Resultados e Discussão

Os dados da perda de peso e rendimento de filé são mostrados na Tabela 1. Todos os peixes que foram depurados tiveram perda de peso. Esse comportamento está relacionado à redução do conteúdo intestinal e, provavelmente, da gordura corporal, o que pode influenciar no rendimento do filé. Em relação a esse rendimento, os peixes não depurados renderam 45,8% e os peixes depurados variaram de 36,5 a 40%. Devido ao formato fusiforme de seu corpo, o grumatã apresenta maior rendimento de filé em comparação com outras espécies, como a tilápia, que possui corpo comprimido e rendimento de filé variando de 28 a 31%(13). Além disso, o rendimento do filé também está relacionado ao método de filetagem aplicado e à habilidade do filetador.

Tabela 1
Perda de peso, rendimento de filé e composição fisico-química de filés de Prochilodus lineotus após diferentes períodos de depuração

Para a composição físico-química (Tabela 1), os peixes submetidos a 48 e 96 h de depuração apresentaram menor teor de matéria seca (MS) do que os depurados por 72 h. Nesses tratamentos, maior teor de cinzas e proteína bruta e menor teor de gordura também foram encontrados em relação aos demais tratamentos (0 e 72 h).
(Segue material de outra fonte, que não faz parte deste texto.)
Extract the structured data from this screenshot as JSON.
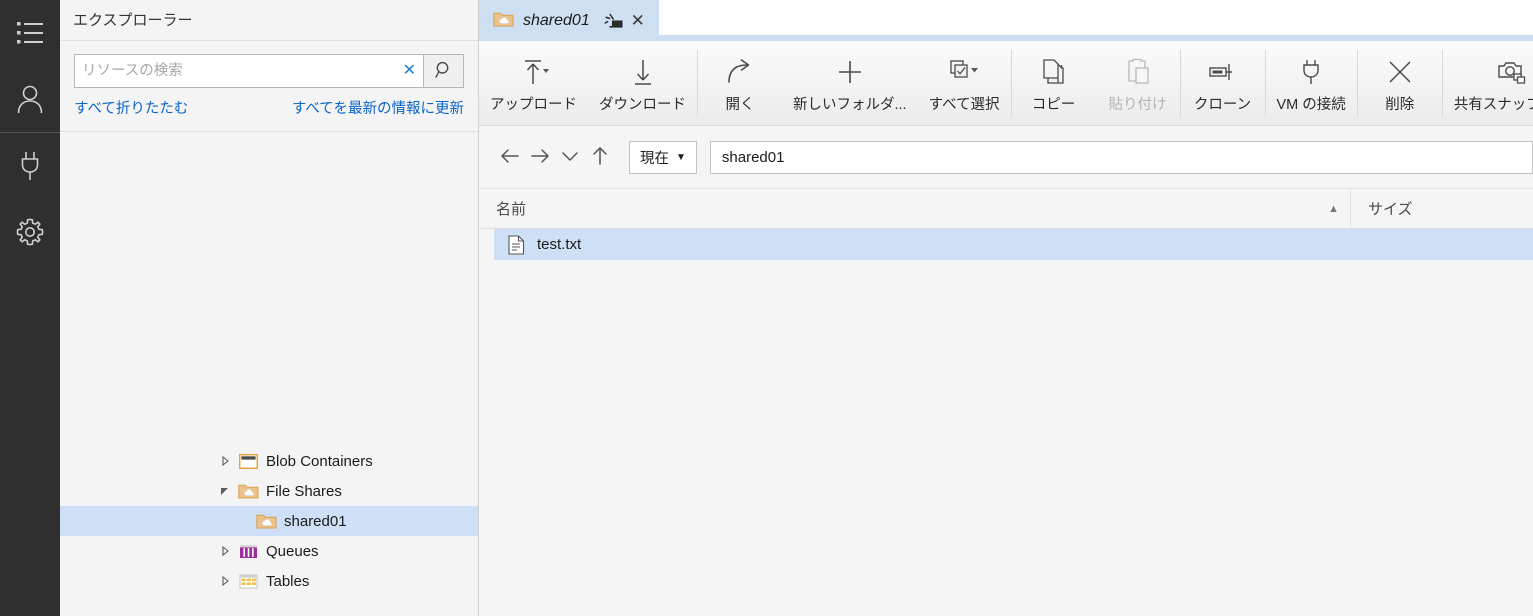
{
  "rail": {
    "items": [
      {
        "name": "explorer",
        "icon": "list-icon"
      },
      {
        "name": "account",
        "icon": "person-icon"
      },
      {
        "name": "connect",
        "icon": "plug-icon"
      },
      {
        "name": "settings",
        "icon": "gear-icon"
      }
    ]
  },
  "sidebar": {
    "title": "エクスプローラー",
    "search": {
      "placeholder": "リソースの検索",
      "value": "",
      "clear_label": "✕",
      "search_icon": "magnifier-icon"
    },
    "links": {
      "collapse_all": "すべて折りたたむ",
      "refresh_all": "すべてを最新の情報に更新"
    },
    "tree": [
      {
        "label": "Blob Containers",
        "expanded": false,
        "arrow": "▸",
        "icon": "blob-container-icon",
        "selected": false,
        "indent": 1
      },
      {
        "label": "File Shares",
        "expanded": true,
        "arrow": "◢",
        "icon": "file-share-icon",
        "selected": false,
        "indent": 1
      },
      {
        "label": "shared01",
        "expanded": false,
        "arrow": "",
        "icon": "file-share-icon",
        "selected": true,
        "indent": 2
      },
      {
        "label": "Queues",
        "expanded": false,
        "arrow": "▸",
        "icon": "queue-icon",
        "selected": false,
        "indent": 1
      },
      {
        "label": "Tables",
        "expanded": false,
        "arrow": "▸",
        "icon": "table-icon",
        "selected": false,
        "indent": 1
      }
    ]
  },
  "tab": {
    "title": "shared01",
    "icon": "file-share-icon",
    "pin_icon": "pin-tab-icon",
    "close_label": "✕"
  },
  "toolbar": {
    "buttons": [
      {
        "label": "アップロード",
        "icon": "upload-icon",
        "has_dropdown": true,
        "disabled": false
      },
      {
        "label": "ダウンロード",
        "icon": "download-icon",
        "has_dropdown": false,
        "disabled": false
      },
      {
        "label": "開く",
        "icon": "open-icon",
        "has_dropdown": false,
        "disabled": false
      },
      {
        "label": "新しいフォルダ...",
        "icon": "new-folder-icon",
        "has_dropdown": false,
        "disabled": false
      },
      {
        "label": "すべて選択",
        "icon": "select-all-icon",
        "has_dropdown": true,
        "disabled": false
      },
      {
        "label": "コピー",
        "icon": "copy-icon",
        "has_dropdown": false,
        "disabled": false
      },
      {
        "label": "貼り付け",
        "icon": "paste-icon",
        "has_dropdown": false,
        "disabled": true
      },
      {
        "label": "クローン",
        "icon": "clone-icon",
        "has_dropdown": false,
        "disabled": false
      },
      {
        "label": "VM の接続",
        "icon": "plug-icon",
        "has_dropdown": false,
        "disabled": false
      },
      {
        "label": "削除",
        "icon": "delete-icon",
        "has_dropdown": false,
        "disabled": false
      },
      {
        "label": "共有スナップショ",
        "icon": "share-snapshot-icon",
        "has_dropdown": false,
        "disabled": false
      }
    ]
  },
  "navbar": {
    "back_icon": "arrow-left-icon",
    "forward_icon": "arrow-right-icon",
    "history_icon": "chevron-down-icon",
    "up_icon": "arrow-up-icon",
    "scope_label": "現在",
    "scope_caret": "▼",
    "path_value": "shared01"
  },
  "file_list": {
    "columns": {
      "name": "名前",
      "size": "サイズ"
    },
    "sort_caret": "▲",
    "rows": [
      {
        "name": "test.txt",
        "size": "",
        "icon": "text-file-icon",
        "selected": true
      }
    ]
  },
  "colors": {
    "rail_bg": "#2f2f2f",
    "sidebar_bg": "#f4f4f4",
    "selection": "#cde0f5",
    "tab_bg": "#cddff1",
    "link": "#0a63c9",
    "accent_blue": "#1a7fd4",
    "folder_orange": "#e8b465",
    "queue_purple": "#9b2f9b",
    "table_orange": "#e8a33d"
  }
}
Em filés de exemplares de P. cearensis, capturados em barragens de março a julho (peso médio: 400 g), foram registrados valores de 23,7% de MS, 5,4% de cinzas, 78% de proteína bruta e 16% de gordura (dados com base em MS)(14). Esses valores são semelhantes aos encontrados nos filés de grumatã depurados por 48 e 96 h. No entanto, a gordura e a MS (umidade) são os componentes mais sujeitos a alterações na carne. A umidade e a gordura variam de acordo com a dieta fornecida, idade e tamanho dos peixes, sexo, estágio reprodutivo, parte do corpo analisada, época do ano e temperatura da água(15). Os exemplares deste estudo foram capturados em barragem, um ambiente lêntico com alta disponibilidade de alimentos, e encontravam-se na fase adulta, fatores que contribuíram para o alto acúmulo de gordura corporal, visto que os valores encontrados neste estudo variaram de 3 a 7,8%, em base úmida, ou 12,1 a 23,9% em MS.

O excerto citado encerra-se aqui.